When people are fatigued and emotionally drained, they can easily feel isolated and unappreciated. Taking the time to acknowledge those who’ve gone extra miles is especially important so they don’t feel taken for granted. When feasible, encourage fatigued team members to take some time away from work to rejuvenate.
Foster community.
Difficult emotions are less debilitating when shared with others. Fear, anxiety, and bitterness instinctively prompt people to withdraw. Bring your team together for open dialogue about what’s happening and how people are feeling. It doesn’t have to devolve into a griping session or feel like a support group. Facilitate open conversation about the challenges the team is facing and how and where people are struggling.
By hearing one another’s shared challenges and feelings, people feel less alone and more apt to proactively support one another. When people remember there are others they can rely on, it generates a sense of hope and optimism.
Setting the Example
Managing yourself during tough times is probably the most important thing you can do. When people’s nerves are frayed, they become less tolerant of “say-do” gaps. Any hint of hypocrisy risks turning your people from demotivated to infuriated. Pay extra attention to all the cues others may be taking from how you’re enduring the turbulence. Here’s how you can do that.

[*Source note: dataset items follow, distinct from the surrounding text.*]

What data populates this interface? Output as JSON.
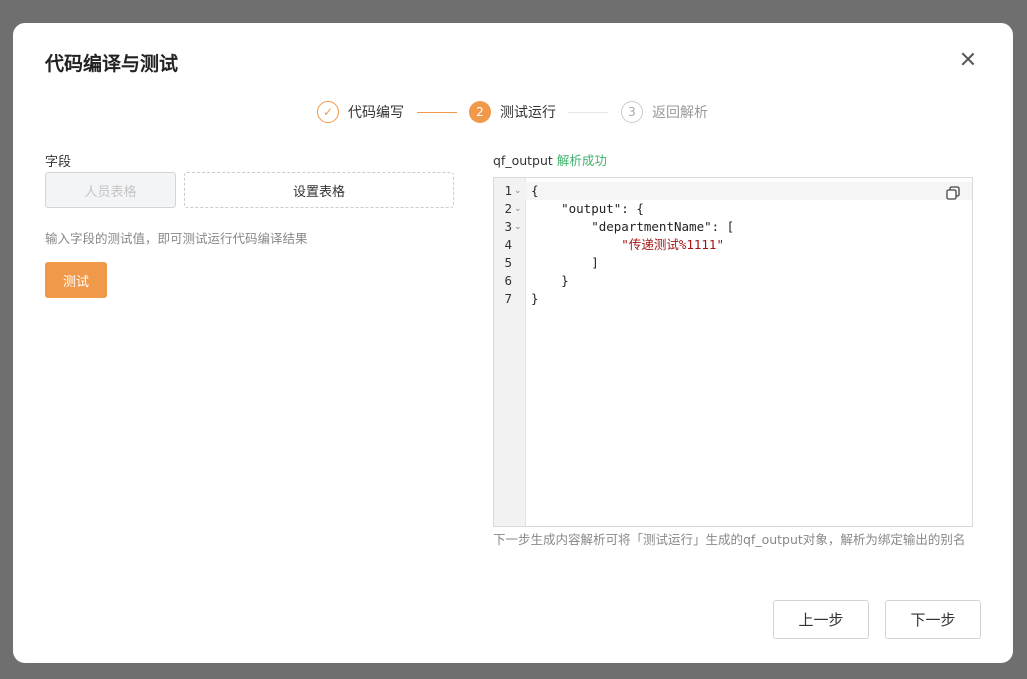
{
  "dialog": {
    "title": "代码编译与测试"
  },
  "steps": [
    {
      "number": "✓",
      "label": "代码编写",
      "status": "done"
    },
    {
      "number": "2",
      "label": "测试运行",
      "status": "active"
    },
    {
      "number": "3",
      "label": "返回解析",
      "status": "todo"
    }
  ],
  "left": {
    "field_label": "字段",
    "field_name_placeholder": "人员表格",
    "field_value_button": "设置表格",
    "hint": "输入字段的测试值，即可测试运行代码编译结果",
    "test_button": "测试"
  },
  "output": {
    "label": "qf_output",
    "status": "解析成功",
    "line_numbers": [
      "1",
      "2",
      "3",
      "4",
      "5",
      "6",
      "7"
    ],
    "code_lines": [
      "{",
      "    \"output\": {",
      "        \"departmentName\": [",
      "            \"传递测试%1111\"",
      "        ]",
      "    }",
      "}"
    ],
    "note": "下一步生成内容解析可将「测试运行」生成的qf_output对象，解析为绑定输出的别名"
  },
  "footer": {
    "prev_button": "上一步",
    "next_button": "下一步"
  },
  "colors": {
    "accent": "#f0994a",
    "success": "#3eb36b",
    "string": "#a31515"
  }
}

Manage your emotions productively.
You can’t mask the toll that weathering tough conditions has had on you. You have to balance being vulnerable to let them see your humanity without dumping on them or making them worry about your capacity to lead.

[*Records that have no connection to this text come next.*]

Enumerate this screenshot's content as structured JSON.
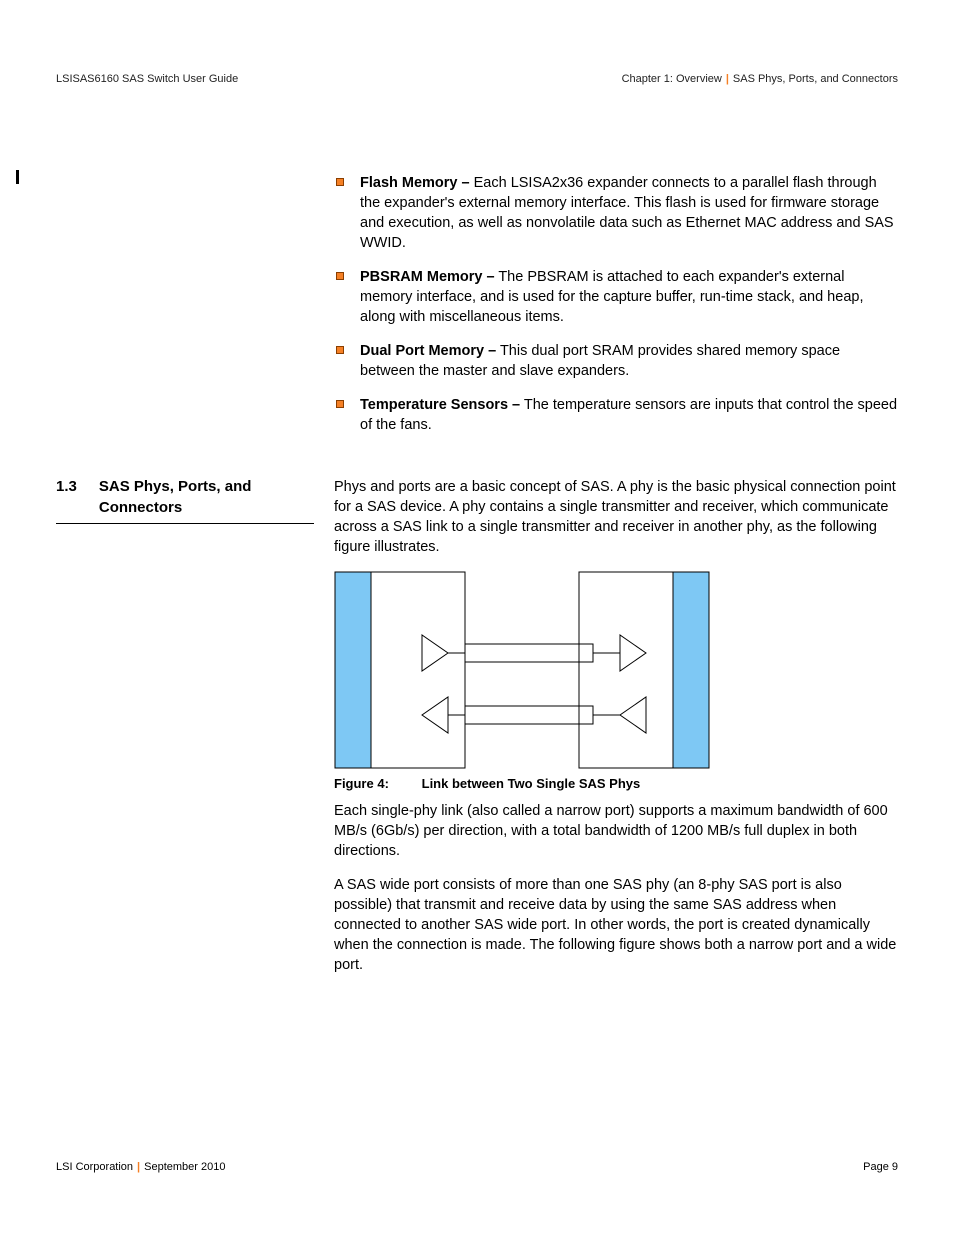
{
  "header": {
    "left": "LSISAS6160 SAS Switch User Guide",
    "right_chapter": "Chapter 1: Overview",
    "right_section": "SAS Phys, Ports, and Connectors"
  },
  "bullets": [
    {
      "term": "Flash Memory –",
      "text": " Each LSISA2x36 expander connects to a parallel flash through the expander's external memory interface. This flash is used for firmware storage and execution, as well as nonvolatile data such as Ethernet MAC address and SAS WWID."
    },
    {
      "term": "PBSRAM Memory –",
      "text": " The PBSRAM is attached to each expander's external memory interface, and is used for the capture buffer, run-time stack, and heap, along with miscellaneous items."
    },
    {
      "term": "Dual Port Memory –",
      "text": " This dual port SRAM provides shared memory space between the master and slave expanders."
    },
    {
      "term": "Temperature Sensors –",
      "text": " The temperature sensors are inputs that control the speed of the fans."
    }
  ],
  "section": {
    "number": "1.3",
    "title": "SAS Phys, Ports, and Connectors",
    "intro": "Phys and ports are a basic concept of SAS. A phy is the basic physical connection point for a SAS device. A phy contains a single transmitter and receiver, which communicate across a SAS link to a single transmitter and receiver in another phy, as the following figure illustrates.",
    "figure": {
      "label": "Figure 4:",
      "caption": "Link between Two Single SAS Phys"
    },
    "para2": "Each single-phy link (also called a narrow port) supports a maximum bandwidth of 600 MB/s (6Gb/s) per direction, with a total bandwidth of 1200 MB/s full duplex in both directions.",
    "para3": "A SAS wide port consists of more than one SAS phy (an 8-phy SAS port is also possible) that transmit and receive data by using the same SAS address when connected to another SAS wide port. In other words, the port is created dynamically when the connection is made. The following figure shows both a narrow port and a wide port."
  },
  "footer": {
    "company": "LSI Corporation",
    "date": "September 2010",
    "page": "Page 9"
  }
}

It’s okay to admit you’re feeling angst or sadness and to share productive ways you’ve worked through those emotions. By modeling that it’s safe to acknowledge hard feelings, you make it safe for others to do the same and create a collective sense of community and support.
Model self-care.
We all know the importance of exercise, rest, eating healthy, and good mental health hygiene, but during times of intensified stress, when it’s more important than ever, we tend to cut corners on self-care.
If your team sees you taking care of yourself, it makes them more likely to follow suit. Many may fear that you could interpret prioritizing personal health and resilience as being uncommitted in the face of challenging times. Worse, your forfeiture of self-care may signal that you expect the same from them.
Demonstrate resilience.
Dealing with uncertainty often generates unanswerable questions. People naturally want to impose certainty where it doesn’t exist. By showing others how you maintain perspective when leaning into the unknown, you can help them discover their own resilience. They will naturally assume you know and control more than you do. Talk openly about how you’re dealing with the unknown, and how you have distinguished what you can control from what you can’t.

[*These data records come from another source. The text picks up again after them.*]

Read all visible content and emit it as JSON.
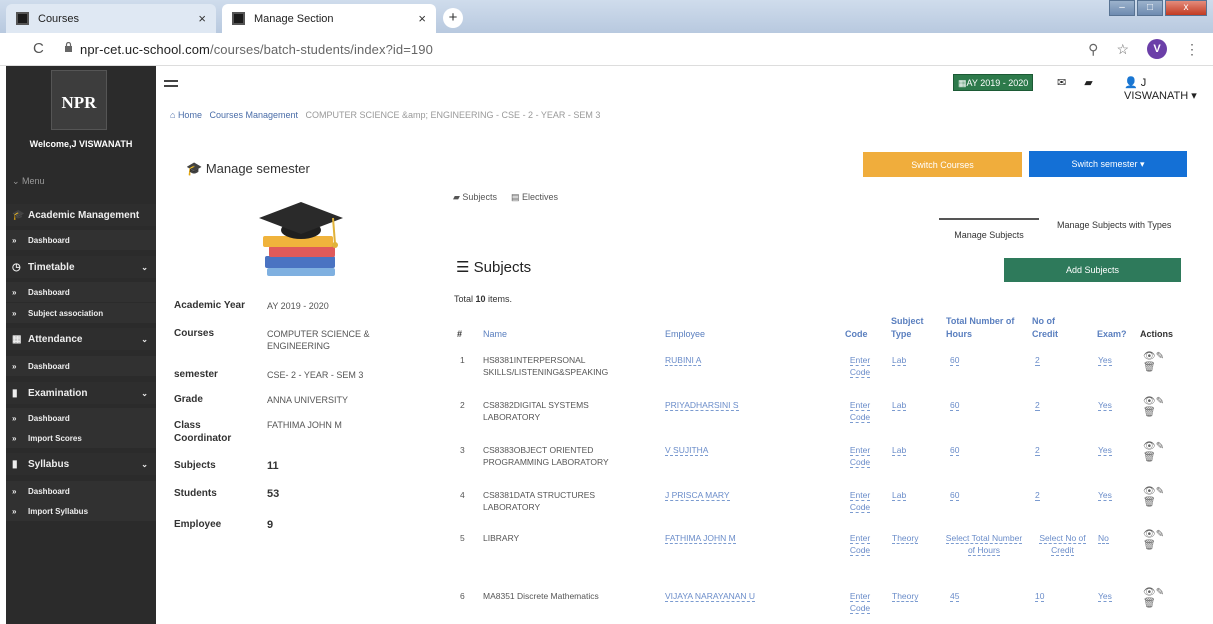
{
  "browser": {
    "tabs": [
      {
        "title": "Courses"
      },
      {
        "title": "Manage Section"
      }
    ],
    "url_host": "npr-cet.uc-school.com",
    "url_path": "/courses/batch-students/index?id=190",
    "profile_initial": "V"
  },
  "sidebar": {
    "logo": "NPR",
    "welcome": "Welcome,J VISWANATH",
    "menu_label": "Menu",
    "items": [
      {
        "label": "Academic Management",
        "icon": "graduation-cap-icon"
      },
      {
        "label": "Dashboard"
      },
      {
        "label": "Timetable",
        "icon": "clock-icon"
      },
      {
        "label": "Dashboard"
      },
      {
        "label": "Subject association"
      },
      {
        "label": "Attendance",
        "icon": "calendar-icon"
      },
      {
        "label": "Dashboard"
      },
      {
        "label": "Examination",
        "icon": "file-icon"
      },
      {
        "label": "Dashboard"
      },
      {
        "label": "Import Scores"
      },
      {
        "label": "Syllabus",
        "icon": "file-icon"
      },
      {
        "label": "Dashboard"
      },
      {
        "label": "Import Syllabus"
      }
    ]
  },
  "topbar": {
    "academic_year_badge": "AY 2019 - 2020",
    "user_name": "J VISWANATH"
  },
  "breadcrumb": {
    "home": "Home",
    "courses": "Courses Management",
    "current": "COMPUTER SCIENCE &amp; ENGINEERING - CSE - 2 - YEAR - SEM 3"
  },
  "manage": {
    "title": "Manage semester",
    "switch_courses": "Switch Courses",
    "switch_semester": "Switch semester",
    "info": [
      {
        "label": "Academic Year",
        "value": "AY 2019 - 2020"
      },
      {
        "label": "Courses",
        "value": "COMPUTER SCIENCE & ENGINEERING"
      },
      {
        "label": "semester",
        "value": "CSE- 2 - YEAR - SEM 3"
      },
      {
        "label": "Grade",
        "value": "ANNA UNIVERSITY"
      },
      {
        "label": "Class Coordinator",
        "value": "FATHIMA JOHN M"
      },
      {
        "label": "Subjects",
        "value": "11"
      },
      {
        "label": "Students",
        "value": "53"
      },
      {
        "label": "Employee",
        "value": "9"
      }
    ]
  },
  "subnav": {
    "subjects": "Subjects",
    "electives": "Electives"
  },
  "tabs": {
    "manage_subjects": "Manage Subjects",
    "manage_types": "Manage Subjects with Types"
  },
  "subjects": {
    "heading": "Subjects",
    "add_button": "Add Subjects",
    "total_prefix": "Total ",
    "total_count": "10",
    "total_suffix": " items.",
    "columns": {
      "num": "#",
      "name": "Name",
      "employee": "Employee",
      "code": "Code",
      "type": "Subject Type",
      "hours": "Total Number of Hours",
      "credit": "No of Credit",
      "exam": "Exam?",
      "actions": "Actions"
    },
    "rows": [
      {
        "num": "1",
        "name": "HS8381INTERPERSONAL SKILLS/LISTENING&SPEAKING",
        "employee": "RUBINI A",
        "code": "Enter Code",
        "type": "Lab",
        "hours": "60",
        "credit": "2",
        "exam": "Yes"
      },
      {
        "num": "2",
        "name": "CS8382DIGITAL SYSTEMS LABORATORY",
        "employee": "PRIYADHARSINI S",
        "code": "Enter Code",
        "type": "Lab",
        "hours": "60",
        "credit": "2",
        "exam": "Yes"
      },
      {
        "num": "3",
        "name": "CS8383OBJECT ORIENTED PROGRAMMING LABORATORY",
        "employee": "V SUJITHA",
        "code": "Enter Code",
        "type": "Lab",
        "hours": "60",
        "credit": "2",
        "exam": "Yes"
      },
      {
        "num": "4",
        "name": "CS8381DATA STRUCTURES LABORATORY",
        "employee": "J PRISCA MARY",
        "code": "Enter Code",
        "type": "Lab",
        "hours": "60",
        "credit": "2",
        "exam": "Yes"
      },
      {
        "num": "5",
        "name": "LIBRARY",
        "employee": "FATHIMA JOHN M",
        "code": "Enter Code",
        "type": "Theory",
        "hours": "Select Total Number of Hours",
        "credit": "Select No of Credit",
        "exam": "No"
      },
      {
        "num": "6",
        "name": "MA8351 Discrete Mathematics",
        "employee": "VIJAYA NARAYANAN U",
        "code": "Enter Code",
        "type": "Theory",
        "hours": "45",
        "credit": "10",
        "exam": "Yes"
      }
    ]
  }
}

Leading through tough times is the hallmark of great leadership. Doing it well is often counterintuitive. Rather than reaching for a pep talk, a team-building event, or a nice dinner (all of which have a time and place), step back and consider the deeper, messier emotional experiences that lie beneath the tough times. More than anything, those you lead need to feel understood, validated, and supported. Give them that, and they can find their way back to choosing higher levels of motivation.